Echoing Ward's concerns, Bharat Thakrar, CISO/CTO of CyberBTX, stated, “The fact that 35% of CISOs ignore NCSC guidance is alarming. Ignoring these guidelines not only undermines organizational security but also exposes their sensitive data to significant risks. Adhering to these standards is crucial for robust cybersecurity.”

The report also highlights the persistent threats posed by mobile and remote working environments. According to the International Monetary Fund (IMF), cyberattacks have more than doubled since the start of the Covid-19 pandemic. This surge is compounded by the challenges of remote working, with 72% of CISOs stating that remote working has complicated their organization’s cyber resilience posture.

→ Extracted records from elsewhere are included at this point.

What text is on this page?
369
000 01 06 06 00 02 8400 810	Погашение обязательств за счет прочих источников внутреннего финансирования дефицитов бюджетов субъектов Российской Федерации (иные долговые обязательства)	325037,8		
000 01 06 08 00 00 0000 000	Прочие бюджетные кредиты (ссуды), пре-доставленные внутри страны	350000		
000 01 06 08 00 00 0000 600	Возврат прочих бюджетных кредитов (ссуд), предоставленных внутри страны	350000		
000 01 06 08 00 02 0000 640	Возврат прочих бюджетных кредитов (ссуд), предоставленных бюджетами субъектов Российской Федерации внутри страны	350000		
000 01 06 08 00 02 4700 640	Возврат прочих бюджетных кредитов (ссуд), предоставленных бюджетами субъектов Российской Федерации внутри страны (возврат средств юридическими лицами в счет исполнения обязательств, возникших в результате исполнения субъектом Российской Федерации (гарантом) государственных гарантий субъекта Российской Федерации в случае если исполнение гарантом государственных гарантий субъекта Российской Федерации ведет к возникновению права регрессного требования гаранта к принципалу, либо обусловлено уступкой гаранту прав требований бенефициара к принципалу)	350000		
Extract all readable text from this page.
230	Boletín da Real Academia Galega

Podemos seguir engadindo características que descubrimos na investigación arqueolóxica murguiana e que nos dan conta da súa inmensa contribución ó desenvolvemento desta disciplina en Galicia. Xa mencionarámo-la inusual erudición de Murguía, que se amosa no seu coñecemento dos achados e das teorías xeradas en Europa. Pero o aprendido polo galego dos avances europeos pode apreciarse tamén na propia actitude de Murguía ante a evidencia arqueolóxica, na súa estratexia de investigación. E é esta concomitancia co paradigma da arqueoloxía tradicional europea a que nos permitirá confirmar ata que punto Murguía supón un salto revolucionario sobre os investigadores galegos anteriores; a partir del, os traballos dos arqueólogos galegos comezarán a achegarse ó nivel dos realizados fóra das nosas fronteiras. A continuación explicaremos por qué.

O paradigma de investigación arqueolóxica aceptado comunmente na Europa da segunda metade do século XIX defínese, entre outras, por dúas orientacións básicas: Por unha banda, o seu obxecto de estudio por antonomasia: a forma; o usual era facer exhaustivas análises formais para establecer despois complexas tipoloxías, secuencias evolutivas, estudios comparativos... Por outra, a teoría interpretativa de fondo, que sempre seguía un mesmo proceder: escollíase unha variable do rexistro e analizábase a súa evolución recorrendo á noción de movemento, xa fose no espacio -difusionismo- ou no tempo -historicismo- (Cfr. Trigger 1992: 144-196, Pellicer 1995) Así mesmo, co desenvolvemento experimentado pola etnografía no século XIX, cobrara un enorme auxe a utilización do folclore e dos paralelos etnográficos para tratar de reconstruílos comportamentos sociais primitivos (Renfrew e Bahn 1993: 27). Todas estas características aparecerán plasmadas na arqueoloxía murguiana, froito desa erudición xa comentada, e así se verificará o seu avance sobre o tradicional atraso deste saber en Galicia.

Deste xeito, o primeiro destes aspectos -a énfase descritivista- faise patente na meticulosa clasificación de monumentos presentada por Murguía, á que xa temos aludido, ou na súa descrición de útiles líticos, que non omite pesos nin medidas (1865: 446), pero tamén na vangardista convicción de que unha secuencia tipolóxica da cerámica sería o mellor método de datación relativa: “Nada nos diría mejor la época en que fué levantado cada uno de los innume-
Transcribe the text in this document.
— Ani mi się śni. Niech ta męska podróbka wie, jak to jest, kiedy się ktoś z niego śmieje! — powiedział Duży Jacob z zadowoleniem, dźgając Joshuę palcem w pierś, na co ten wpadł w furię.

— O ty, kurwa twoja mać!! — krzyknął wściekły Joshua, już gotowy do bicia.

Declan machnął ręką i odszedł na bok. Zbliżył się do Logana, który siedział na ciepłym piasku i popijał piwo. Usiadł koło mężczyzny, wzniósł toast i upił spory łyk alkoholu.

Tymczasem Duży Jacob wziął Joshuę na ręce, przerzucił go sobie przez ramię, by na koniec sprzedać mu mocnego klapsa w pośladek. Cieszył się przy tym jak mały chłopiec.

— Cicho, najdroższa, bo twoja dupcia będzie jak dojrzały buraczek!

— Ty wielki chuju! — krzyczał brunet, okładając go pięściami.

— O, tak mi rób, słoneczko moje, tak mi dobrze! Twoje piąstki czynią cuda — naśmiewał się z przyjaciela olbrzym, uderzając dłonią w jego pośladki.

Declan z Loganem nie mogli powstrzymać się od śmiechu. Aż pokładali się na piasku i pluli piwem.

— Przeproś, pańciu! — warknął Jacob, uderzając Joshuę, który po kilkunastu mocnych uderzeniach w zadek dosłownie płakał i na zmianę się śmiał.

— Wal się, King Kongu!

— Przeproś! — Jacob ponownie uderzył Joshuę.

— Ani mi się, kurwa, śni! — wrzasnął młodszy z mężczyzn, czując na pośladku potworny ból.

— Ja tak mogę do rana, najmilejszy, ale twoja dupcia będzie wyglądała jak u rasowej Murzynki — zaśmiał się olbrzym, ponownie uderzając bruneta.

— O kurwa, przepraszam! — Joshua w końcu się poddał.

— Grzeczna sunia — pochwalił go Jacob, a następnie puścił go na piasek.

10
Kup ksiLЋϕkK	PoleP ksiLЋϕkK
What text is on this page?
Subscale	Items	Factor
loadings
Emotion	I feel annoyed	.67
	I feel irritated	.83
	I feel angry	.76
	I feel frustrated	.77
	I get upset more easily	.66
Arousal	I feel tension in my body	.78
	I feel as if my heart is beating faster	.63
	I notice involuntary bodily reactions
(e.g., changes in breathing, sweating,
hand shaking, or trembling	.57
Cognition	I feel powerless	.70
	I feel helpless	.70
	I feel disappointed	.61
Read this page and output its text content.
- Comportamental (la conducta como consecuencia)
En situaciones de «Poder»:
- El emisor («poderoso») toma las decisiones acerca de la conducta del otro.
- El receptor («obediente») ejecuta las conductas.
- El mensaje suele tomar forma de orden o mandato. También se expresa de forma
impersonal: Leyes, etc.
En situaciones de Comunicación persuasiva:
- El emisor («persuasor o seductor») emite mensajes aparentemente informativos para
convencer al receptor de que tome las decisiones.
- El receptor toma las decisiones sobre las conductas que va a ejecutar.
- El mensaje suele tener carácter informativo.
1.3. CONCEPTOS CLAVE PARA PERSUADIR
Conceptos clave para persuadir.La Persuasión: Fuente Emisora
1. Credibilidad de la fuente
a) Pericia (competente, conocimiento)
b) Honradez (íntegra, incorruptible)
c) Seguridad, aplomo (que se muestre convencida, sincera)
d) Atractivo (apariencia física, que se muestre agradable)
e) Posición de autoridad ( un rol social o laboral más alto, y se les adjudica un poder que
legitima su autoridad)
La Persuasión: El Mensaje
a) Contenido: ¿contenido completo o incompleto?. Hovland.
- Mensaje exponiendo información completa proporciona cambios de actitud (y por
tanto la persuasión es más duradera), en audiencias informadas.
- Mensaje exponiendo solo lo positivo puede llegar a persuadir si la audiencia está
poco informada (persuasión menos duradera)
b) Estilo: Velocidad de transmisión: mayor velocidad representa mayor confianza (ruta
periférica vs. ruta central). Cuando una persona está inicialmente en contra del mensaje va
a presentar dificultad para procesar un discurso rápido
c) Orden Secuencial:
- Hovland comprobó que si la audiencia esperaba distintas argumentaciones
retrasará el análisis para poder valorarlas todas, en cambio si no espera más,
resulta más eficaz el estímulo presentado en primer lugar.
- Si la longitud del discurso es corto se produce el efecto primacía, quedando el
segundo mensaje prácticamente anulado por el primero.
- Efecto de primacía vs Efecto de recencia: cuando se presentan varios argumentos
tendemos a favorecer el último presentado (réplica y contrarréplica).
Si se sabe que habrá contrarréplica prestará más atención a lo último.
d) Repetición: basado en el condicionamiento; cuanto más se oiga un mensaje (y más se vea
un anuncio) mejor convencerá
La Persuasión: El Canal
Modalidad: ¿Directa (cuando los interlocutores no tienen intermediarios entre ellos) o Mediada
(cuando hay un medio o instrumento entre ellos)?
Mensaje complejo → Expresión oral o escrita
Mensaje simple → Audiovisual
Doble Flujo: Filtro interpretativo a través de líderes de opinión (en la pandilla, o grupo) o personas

Notably, 73% believe that remote working devices are the biggest weakness for their organization, as these devices often operate weeks or even months behind enterprise patching policies. Furthermore, these devices frequently encounter failures in essential security tools. When unsupported by remediation capabilities, Endpoint Protection Platforms (EPP) and network access security applications fail to operate effectively 24% of the time, creating high-risk security gaps. These vulnerabilities are underscored in the recent Absolute Security Cyber Resilience Risk Index 2024.

“The increased attack surface facing organizations due to remote devices presents a difficult challenge for CISOs as they ward off the rising number of cyber threats. Implementing an approach of cyber resilience can significantly bolster cyber defenses by increasing visibility for CISOs and their security teams,” added Ward. “Adopting technology that can continuously monitor remote devices, applications, and networks can alert centralized security teams to suspicious behavior, enabling them to freeze or shut off potentially compromised devices. This prevents threat actors from moving laterally across a network and causing major damage. These devices can then be repaired to patch up weak security controls and mitigate future cyber risks.”